Published: Thursday, March 7, 2013

Updated: Thursday, March 7, 2013 01:03

 

Abortion has been a highly-debated issue in America since the American Law Institute proposed the first code that states should follow when enacting related laws in 1959. 

Since the historic Supreme Court case Roe v. Wade in 1973, the issue has been shrouded in hostility over the specifications of  state and federal laws, religious animosity and dissenting opinions regarding women’s rights. 

The most recent controversy revolves around a bill being pushed through the Arkansas legislature that would make it illegal for a woman to have an abortion when a noticeable heartbeat can be detected on an ultrasound. 

The bill, called the Human Heartbeat Protection Act (HHPA), was passed by the Republican majority in the Arkansas legislature. It is the strictest challenge to the Supreme Court’s previous rulings on the matter.

Pushing this bill through the Arkansas legislature, including overriding Gov.

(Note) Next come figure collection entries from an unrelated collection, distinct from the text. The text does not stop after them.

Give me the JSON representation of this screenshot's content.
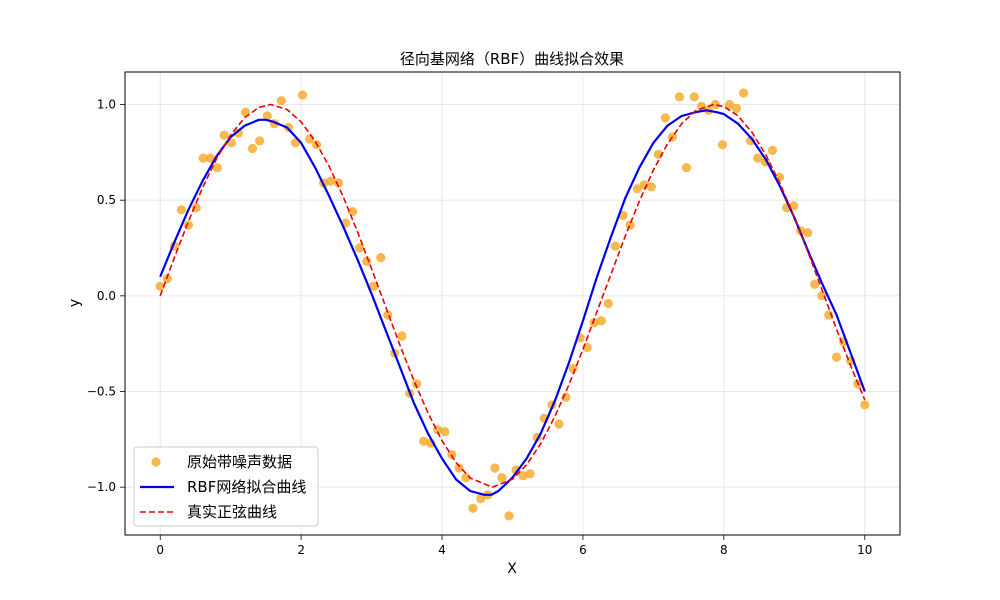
{
  "chart_data": {
    "type": "line",
    "title": "径向基网络（RBF）曲线拟合效果",
    "xlabel": "X",
    "ylabel": "y",
    "xlim": [
      -0.5,
      10.5
    ],
    "ylim": [
      -1.25,
      1.17
    ],
    "xticks": [
      0,
      2,
      4,
      6,
      8,
      10
    ],
    "xtick_labels": [
      "0",
      "2",
      "4",
      "6",
      "8",
      "10"
    ],
    "yticks": [
      -1.0,
      -0.5,
      0.0,
      0.5,
      1.0
    ],
    "ytick_labels": [
      "−1.0",
      "−0.5",
      "0.0",
      "0.5",
      "1.0"
    ],
    "grid": true,
    "legend_position": "lower-left",
    "colors": {
      "scatter": "#f5a623",
      "rbf": "#0000ee",
      "true": "#ee0000"
    },
    "legend": [
      {
        "label": "原始带噪声数据",
        "style": "scatter"
      },
      {
        "label": "RBF网络拟合曲线",
        "style": "rbf"
      },
      {
        "label": "真实正弦曲线",
        "style": "true"
      }
    ],
    "series": [
      {
        "name": "原始带噪声数据",
        "style": "scatter",
        "x": [
          0.0,
          0.1,
          0.2,
          0.3,
          0.4,
          0.51,
          0.61,
          0.71,
          0.81,
          0.91,
          1.01,
          1.11,
          1.21,
          1.31,
          1.41,
          1.52,
          1.62,
          1.72,
          1.82,
          1.92,
          2.02,
          2.12,
          2.22,
          2.32,
          2.42,
          2.53,
          2.63,
          2.73,
          2.83,
          2.93,
          3.03,
          3.13,
          3.23,
          3.33,
          3.43,
          3.54,
          3.64,
          3.74,
          3.84,
          3.94,
          4.04,
          4.14,
          4.24,
          4.34,
          4.44,
          4.55,
          4.65,
          4.75,
          4.85,
          4.95,
          5.05,
          5.15,
          5.25,
          5.35,
          5.45,
          5.56,
          5.66,
          5.76,
          5.86,
          5.96,
          6.06,
          6.16,
          6.26,
          6.36,
          6.46,
          6.57,
          6.67,
          6.77,
          6.87,
          6.97,
          7.07,
          7.17,
          7.27,
          7.37,
          7.47,
          7.58,
          7.68,
          7.78,
          7.88,
          7.98,
          8.08,
          8.18,
          8.28,
          8.38,
          8.48,
          8.59,
          8.69,
          8.79,
          8.89,
          8.99,
          9.09,
          9.19,
          9.29,
          9.39,
          9.49,
          9.6,
          9.7,
          9.8,
          9.9,
          10.0
        ],
        "y": [
          0.05,
          0.09,
          0.26,
          0.45,
          0.37,
          0.46,
          0.72,
          0.72,
          0.67,
          0.84,
          0.8,
          0.85,
          0.96,
          0.77,
          0.81,
          0.94,
          0.9,
          1.02,
          0.88,
          0.8,
          1.05,
          0.82,
          0.79,
          0.59,
          0.6,
          0.59,
          0.38,
          0.44,
          0.25,
          0.18,
          0.05,
          0.2,
          -0.1,
          -0.3,
          -0.21,
          -0.51,
          -0.46,
          -0.76,
          -0.77,
          -0.7,
          -0.71,
          -0.83,
          -0.9,
          -0.95,
          -1.11,
          -1.06,
          -1.04,
          -0.9,
          -0.95,
          -1.15,
          -0.91,
          -0.94,
          -0.93,
          -0.74,
          -0.64,
          -0.57,
          -0.67,
          -0.53,
          -0.38,
          -0.22,
          -0.27,
          -0.14,
          -0.13,
          -0.04,
          0.26,
          0.42,
          0.37,
          0.56,
          0.58,
          0.57,
          0.74,
          0.93,
          0.83,
          1.04,
          0.67,
          1.04,
          0.99,
          0.97,
          1.0,
          0.79,
          1.0,
          0.98,
          1.06,
          0.81,
          0.72,
          0.7,
          0.76,
          0.62,
          0.46,
          0.47,
          0.34,
          0.33,
          0.06,
          0.0,
          -0.1,
          -0.32,
          -0.24,
          -0.34,
          -0.46,
          -0.57
        ]
      },
      {
        "name": "RBF网络拟合曲线",
        "style": "rbf",
        "x": [
          0.0,
          0.2,
          0.4,
          0.6,
          0.8,
          1.0,
          1.2,
          1.4,
          1.5,
          1.6,
          1.8,
          2.0,
          2.2,
          2.4,
          2.6,
          2.8,
          3.0,
          3.2,
          3.4,
          3.6,
          3.8,
          4.0,
          4.2,
          4.4,
          4.6,
          4.7,
          4.8,
          5.0,
          5.2,
          5.4,
          5.6,
          5.8,
          6.0,
          6.2,
          6.4,
          6.6,
          6.8,
          7.0,
          7.2,
          7.4,
          7.6,
          7.75,
          7.9,
          8.0,
          8.2,
          8.4,
          8.6,
          8.8,
          9.0,
          9.2,
          9.4,
          9.6,
          9.8,
          10.0
        ],
        "y": [
          0.1,
          0.28,
          0.45,
          0.6,
          0.73,
          0.83,
          0.89,
          0.92,
          0.92,
          0.91,
          0.88,
          0.8,
          0.67,
          0.52,
          0.36,
          0.19,
          0.01,
          -0.18,
          -0.37,
          -0.56,
          -0.72,
          -0.85,
          -0.96,
          -1.02,
          -1.04,
          -1.04,
          -1.02,
          -0.95,
          -0.85,
          -0.72,
          -0.55,
          -0.35,
          -0.13,
          0.1,
          0.31,
          0.51,
          0.67,
          0.8,
          0.89,
          0.94,
          0.96,
          0.97,
          0.96,
          0.95,
          0.9,
          0.82,
          0.71,
          0.57,
          0.41,
          0.23,
          0.06,
          -0.1,
          -0.3,
          -0.5
        ]
      },
      {
        "name": "真实正弦曲线",
        "style": "true",
        "x": [
          0.0,
          0.2,
          0.4,
          0.6,
          0.8,
          1.0,
          1.2,
          1.4,
          1.5708,
          1.8,
          2.0,
          2.2,
          2.4,
          2.6,
          2.8,
          3.0,
          3.1416,
          3.4,
          3.6,
          3.8,
          4.0,
          4.2,
          4.4,
          4.7124,
          5.0,
          5.2,
          5.4,
          5.6,
          5.8,
          6.0,
          6.2832,
          6.6,
          6.8,
          7.0,
          7.2,
          7.4,
          7.6,
          7.854,
          8.0,
          8.2,
          8.4,
          8.6,
          8.8,
          9.0,
          9.2,
          9.4,
          9.6,
          9.8,
          10.0
        ],
        "y": [
          0.0,
          0.199,
          0.389,
          0.565,
          0.717,
          0.841,
          0.932,
          0.985,
          1.0,
          0.974,
          0.909,
          0.808,
          0.675,
          0.516,
          0.335,
          0.141,
          0.0,
          -0.256,
          -0.443,
          -0.612,
          -0.757,
          -0.872,
          -0.952,
          -1.0,
          -0.959,
          -0.883,
          -0.773,
          -0.631,
          -0.465,
          -0.279,
          0.0,
          0.312,
          0.494,
          0.657,
          0.794,
          0.899,
          0.968,
          1.0,
          0.989,
          0.941,
          0.855,
          0.734,
          0.585,
          0.412,
          0.223,
          0.025,
          -0.175,
          -0.366,
          -0.544
        ]
      }
    ]
  }
}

Mike Beebe’s veto, is a clear representation of the unrelenting faction of religious anti-choicers who will do whatever they can to override the constitution to get what they want.

This bill, and many like it, show that the division of church and state has been trampled over to deny a woman’s right to do what she pleases with her body.

The issue of abortion revolves around one important facet or question that the U.S. has been arguing about for more than 50 years. It is possible we will never reach a  consensus. 

That facet is determining when, during a pregnancy, a fetus can be considered a human life. 

In order for abortion to be considered illegal, anti-abortionists have to prove that a fetus is a life and not simply a collection of cells inside a woman’s womb. 

Homicide, in any moral or ethical ideology, is wrong.  But there is no way of determining when a fetus should be considered alive.  The Supreme Court verdict of Roe v. Wade determined, that life exists when the child could viably live outside of the womb — around 24 weeks into the pregnancy.

What Arkansas is trying to do is overturn the Supreme Court’s ruling to please the religious right’s anti-abortion agenda. This is the same party who championed ignorant rants about forced trans-vaginal ultrasounds, “legitimate rape” and compared abortion practices to Rwandan genocide and the Holocaust.

Bills like the HHPA blatantly disregard a woman’s Constitutional and reproductive rights and undermine the Supreme Court’s unbiased ruling. It should not be allowed into law in any state.